I'm assuming you are referring to the fact that cts and collection are replaced each loop 😉 As that is the whole point of it - otherwise you will have to run it as test and run till failure as it's not replicable in single pass.


Even assuming that would be production code, I don't see issue there - as you read instances on threads t, but change the values in the beginning of each loop - so the t could have "old" data but that's not relevant, because the old data will never be checked by the loop anyway. And as reference assignment atomic operation, so there is no way threads t could read only partially the reference to cts or collection. So don't see a real reason for synchronization. (but I digress from the main topic)

Clockwork-Muse commented 1 month ago

And as reference assignment atomic operation, so there is no way threads t could read only partially the reference to cts or collection. So don't see a real reason for synchronization.

Assignment to one reference is atomic, so no, the individual reference won't be torn. Assignment to both references is not atomic, and can be re-ordered, so you can have mismatches between cts and collection. And even then, might not be picked up immediately on write anyways (CPU cache), which is a separate problem.

That's the problem @theodorzoulias is referring to.

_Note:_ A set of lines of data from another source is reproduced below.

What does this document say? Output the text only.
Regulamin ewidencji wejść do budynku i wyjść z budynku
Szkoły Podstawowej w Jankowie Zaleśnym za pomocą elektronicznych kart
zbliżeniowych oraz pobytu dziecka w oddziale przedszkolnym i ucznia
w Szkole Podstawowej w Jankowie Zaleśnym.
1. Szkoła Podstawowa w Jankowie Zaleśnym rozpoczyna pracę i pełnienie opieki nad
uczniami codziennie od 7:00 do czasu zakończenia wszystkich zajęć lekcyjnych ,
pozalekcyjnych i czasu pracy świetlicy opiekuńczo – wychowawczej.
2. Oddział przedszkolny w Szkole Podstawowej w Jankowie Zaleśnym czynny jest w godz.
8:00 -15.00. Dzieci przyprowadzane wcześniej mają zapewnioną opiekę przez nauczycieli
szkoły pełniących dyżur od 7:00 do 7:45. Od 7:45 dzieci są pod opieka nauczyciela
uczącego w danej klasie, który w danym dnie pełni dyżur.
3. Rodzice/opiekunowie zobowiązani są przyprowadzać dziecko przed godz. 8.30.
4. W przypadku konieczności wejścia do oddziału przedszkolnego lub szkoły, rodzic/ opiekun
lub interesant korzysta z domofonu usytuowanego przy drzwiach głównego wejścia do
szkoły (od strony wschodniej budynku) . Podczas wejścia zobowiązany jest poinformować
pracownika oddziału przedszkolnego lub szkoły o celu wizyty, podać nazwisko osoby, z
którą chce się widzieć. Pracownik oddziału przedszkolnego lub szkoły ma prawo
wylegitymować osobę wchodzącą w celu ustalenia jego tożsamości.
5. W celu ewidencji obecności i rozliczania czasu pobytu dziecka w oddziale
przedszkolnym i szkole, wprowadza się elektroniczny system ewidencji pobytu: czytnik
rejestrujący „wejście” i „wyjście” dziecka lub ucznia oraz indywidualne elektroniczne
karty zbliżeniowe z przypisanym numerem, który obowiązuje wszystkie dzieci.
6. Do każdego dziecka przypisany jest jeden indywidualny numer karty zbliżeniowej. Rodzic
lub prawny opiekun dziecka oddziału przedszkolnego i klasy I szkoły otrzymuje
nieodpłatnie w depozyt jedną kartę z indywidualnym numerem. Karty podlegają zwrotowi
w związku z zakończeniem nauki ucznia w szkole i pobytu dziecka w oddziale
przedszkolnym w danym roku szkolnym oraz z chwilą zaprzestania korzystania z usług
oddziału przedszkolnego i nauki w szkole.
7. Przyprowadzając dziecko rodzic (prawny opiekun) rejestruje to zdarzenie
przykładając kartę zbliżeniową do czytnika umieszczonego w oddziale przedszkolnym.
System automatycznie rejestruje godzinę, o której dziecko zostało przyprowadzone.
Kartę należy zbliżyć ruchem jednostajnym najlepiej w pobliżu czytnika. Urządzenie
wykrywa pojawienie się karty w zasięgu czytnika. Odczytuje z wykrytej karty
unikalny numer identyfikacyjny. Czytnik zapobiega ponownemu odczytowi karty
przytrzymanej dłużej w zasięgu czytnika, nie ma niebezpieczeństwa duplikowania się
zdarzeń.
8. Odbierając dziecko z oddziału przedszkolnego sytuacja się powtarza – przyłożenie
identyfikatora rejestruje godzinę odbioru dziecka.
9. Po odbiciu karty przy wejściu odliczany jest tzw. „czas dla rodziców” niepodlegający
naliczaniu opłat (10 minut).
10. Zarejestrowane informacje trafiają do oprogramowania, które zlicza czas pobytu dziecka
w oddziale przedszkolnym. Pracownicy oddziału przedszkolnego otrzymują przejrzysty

theodorzoulias commented 1 month ago

Even a single assignment is problematic, because the compiler/Jitter/processor is allowed to reorder the instructions of a program in a way that the cts or the collection could point for a brief period of time to a partially initialized object. This is the problem that the volatile keyword solves, by adding appropriate memory barriers that prevent such a reordering to occur.

In my tests I fixed your repro (=reproduction proof) by using a record class State(CancellationTokenSource CTS, BlockingCollection<T> Collection) and declaring a volatile field of this type. This makes the repro more verbose, that's why I am not sharing it, but the bug emerges regardless. It's a genuine bug, not a product of a flawed repro.